Refractive indices of photochemical haze analogs for Solar System and exoplanet applications : a cross-laboratory comparative study between the PAMPRE and COSmIC experimental set-ups
Thomas Drant, Ella Sciamma-O'Brien, Lora Jovanovic, Zoé Perrin, Louis Maratrat, Ludovic Vettier, Enrique Garcia-Caurel, Jean-Blaise Brubach, Diane H. Wooden, Ted L. Roush, Claire L. Ricketts, Pascal Rannou
TL;DR
This cross-laboratory study delivers UV–FIR refractive indices ($n$ and $k$) for Titan, Pluto, and exoplanet haze analogs produced under varied gas compositions and two distinct experimental setups (PAMPRE and COSmIC). It demonstrates that the extraction of optical constants is sensitive to measurement method and to gas-phase composition, particularly nitrogen incorporation, with COSmIC hazes generally more absorbing than PAMPRE hazes. The work introduces a unified modeling framework (thin-film theory with KK-consistent constraints) and compares multiple dispersion descriptions (Cauchy vs. Tauc-Lorentz), finding Cauchy-based approaches more reliable for weakly absorbing UV–Vis–NIR data.

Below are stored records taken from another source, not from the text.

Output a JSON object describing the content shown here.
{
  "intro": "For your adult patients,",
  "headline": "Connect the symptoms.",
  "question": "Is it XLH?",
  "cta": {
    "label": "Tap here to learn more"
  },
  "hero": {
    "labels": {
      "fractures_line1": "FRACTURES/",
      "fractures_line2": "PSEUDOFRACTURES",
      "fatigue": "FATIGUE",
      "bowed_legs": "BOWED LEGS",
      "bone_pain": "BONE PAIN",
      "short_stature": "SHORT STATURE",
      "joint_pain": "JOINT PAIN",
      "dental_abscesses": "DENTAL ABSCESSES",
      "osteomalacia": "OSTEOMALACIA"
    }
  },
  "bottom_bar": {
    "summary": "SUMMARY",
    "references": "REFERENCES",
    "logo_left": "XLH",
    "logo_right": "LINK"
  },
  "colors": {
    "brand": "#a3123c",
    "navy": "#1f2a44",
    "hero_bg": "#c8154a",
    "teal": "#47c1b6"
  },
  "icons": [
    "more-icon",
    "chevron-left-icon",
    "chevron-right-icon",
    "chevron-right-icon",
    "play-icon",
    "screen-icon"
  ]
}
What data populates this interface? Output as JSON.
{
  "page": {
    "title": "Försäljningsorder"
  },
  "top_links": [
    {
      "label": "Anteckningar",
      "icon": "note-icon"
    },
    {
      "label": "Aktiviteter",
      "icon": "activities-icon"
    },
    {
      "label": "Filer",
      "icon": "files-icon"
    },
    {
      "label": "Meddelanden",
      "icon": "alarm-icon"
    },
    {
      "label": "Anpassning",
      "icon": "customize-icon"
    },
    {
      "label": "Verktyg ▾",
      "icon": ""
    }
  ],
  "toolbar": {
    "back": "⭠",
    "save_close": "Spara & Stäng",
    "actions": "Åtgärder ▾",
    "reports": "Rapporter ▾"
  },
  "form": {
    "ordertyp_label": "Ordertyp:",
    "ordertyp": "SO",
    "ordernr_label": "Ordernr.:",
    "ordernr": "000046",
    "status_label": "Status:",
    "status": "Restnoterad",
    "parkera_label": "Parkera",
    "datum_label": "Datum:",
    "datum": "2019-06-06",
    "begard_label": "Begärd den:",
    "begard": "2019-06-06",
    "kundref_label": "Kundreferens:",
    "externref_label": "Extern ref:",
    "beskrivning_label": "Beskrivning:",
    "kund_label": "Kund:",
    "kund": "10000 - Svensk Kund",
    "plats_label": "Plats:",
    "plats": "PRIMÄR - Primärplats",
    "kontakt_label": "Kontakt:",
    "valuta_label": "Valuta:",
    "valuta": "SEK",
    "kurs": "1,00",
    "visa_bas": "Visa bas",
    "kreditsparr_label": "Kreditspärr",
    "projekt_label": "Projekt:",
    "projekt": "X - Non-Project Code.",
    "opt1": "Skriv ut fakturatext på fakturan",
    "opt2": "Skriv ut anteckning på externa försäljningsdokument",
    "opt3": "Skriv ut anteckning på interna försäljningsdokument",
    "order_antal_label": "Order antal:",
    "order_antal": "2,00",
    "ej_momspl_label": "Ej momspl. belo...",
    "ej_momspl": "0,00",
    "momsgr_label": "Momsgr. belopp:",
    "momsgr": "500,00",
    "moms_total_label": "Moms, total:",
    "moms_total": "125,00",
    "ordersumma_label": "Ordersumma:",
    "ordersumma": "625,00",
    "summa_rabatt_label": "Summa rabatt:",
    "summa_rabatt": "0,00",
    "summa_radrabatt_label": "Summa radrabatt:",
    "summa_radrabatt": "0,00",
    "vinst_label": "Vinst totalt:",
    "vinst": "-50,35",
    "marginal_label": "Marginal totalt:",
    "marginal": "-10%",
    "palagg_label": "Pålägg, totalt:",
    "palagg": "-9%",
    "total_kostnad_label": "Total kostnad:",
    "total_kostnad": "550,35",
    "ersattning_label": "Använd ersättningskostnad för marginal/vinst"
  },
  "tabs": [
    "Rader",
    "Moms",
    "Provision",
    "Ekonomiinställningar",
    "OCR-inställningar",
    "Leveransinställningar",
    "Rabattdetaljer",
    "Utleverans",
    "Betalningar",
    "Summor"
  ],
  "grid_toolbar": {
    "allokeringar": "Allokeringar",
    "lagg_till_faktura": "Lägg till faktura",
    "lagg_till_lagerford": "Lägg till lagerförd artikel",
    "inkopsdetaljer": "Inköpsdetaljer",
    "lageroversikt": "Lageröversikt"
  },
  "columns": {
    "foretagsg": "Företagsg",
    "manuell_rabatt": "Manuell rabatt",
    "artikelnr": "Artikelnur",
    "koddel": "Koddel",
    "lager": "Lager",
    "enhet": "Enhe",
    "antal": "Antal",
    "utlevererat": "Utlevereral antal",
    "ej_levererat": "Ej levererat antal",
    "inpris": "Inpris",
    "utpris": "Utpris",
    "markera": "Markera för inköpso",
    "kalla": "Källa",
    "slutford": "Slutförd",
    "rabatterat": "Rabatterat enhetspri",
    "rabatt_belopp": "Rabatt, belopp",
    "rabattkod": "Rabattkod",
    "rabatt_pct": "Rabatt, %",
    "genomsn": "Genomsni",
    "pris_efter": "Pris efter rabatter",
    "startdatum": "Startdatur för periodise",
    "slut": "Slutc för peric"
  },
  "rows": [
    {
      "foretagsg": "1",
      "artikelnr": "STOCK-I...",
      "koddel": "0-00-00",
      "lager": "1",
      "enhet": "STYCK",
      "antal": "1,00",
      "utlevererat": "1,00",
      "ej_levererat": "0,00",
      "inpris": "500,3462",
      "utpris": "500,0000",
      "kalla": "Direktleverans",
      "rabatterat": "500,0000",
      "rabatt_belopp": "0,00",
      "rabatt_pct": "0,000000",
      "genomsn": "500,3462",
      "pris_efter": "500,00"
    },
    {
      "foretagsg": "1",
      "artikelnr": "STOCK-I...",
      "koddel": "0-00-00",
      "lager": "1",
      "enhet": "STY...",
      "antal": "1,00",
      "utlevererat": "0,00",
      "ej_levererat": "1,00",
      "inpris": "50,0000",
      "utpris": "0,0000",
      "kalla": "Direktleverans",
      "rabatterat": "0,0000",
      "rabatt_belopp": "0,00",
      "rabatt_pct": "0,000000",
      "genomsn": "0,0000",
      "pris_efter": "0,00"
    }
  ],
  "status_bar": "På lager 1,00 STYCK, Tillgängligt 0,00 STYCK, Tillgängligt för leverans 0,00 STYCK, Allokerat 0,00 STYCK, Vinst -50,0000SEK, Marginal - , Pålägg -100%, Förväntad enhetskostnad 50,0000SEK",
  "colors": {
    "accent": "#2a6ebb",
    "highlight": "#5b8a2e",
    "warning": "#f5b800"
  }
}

It further shows that haze refractive indices strongly modulate radiative properties and thus influence albedo and heating, with important implications for Titan, Pluto, Solar System giant planets, and exoplanet atmospheres observed by JWST. The data set up to 200 μm provides essential inputs for climate models and spectral retrievals, and the authors advocate using both lab setups to capture the range of possible haze behaviors across atmospheric environments.
Abstract
Previous observations of Titan, Pluto and Solar System gas giants along with recent observations of exoplanet atmospheres with the James Webb Space Telescope taught us that photochemical hazes are ubiquitous and form in a variety of temperature, gas composition and irradiation environments. Despite being crucial to understand their impact on observations and on the planetary radiative budget, the refractive indices of these haze particles are unknown and strongly influenced by changes in the gas phase chemistry. In this study, we perform a cross-laboratory investigation to assess the effect of the experimental set-up and gas composition on the refractive indices of Titan, Pluto and exoplanet haze analogs. We report new data in a broad spectral range from UV to far-IR (up to 200 microns) for future use in climate models and retrieval frameworks.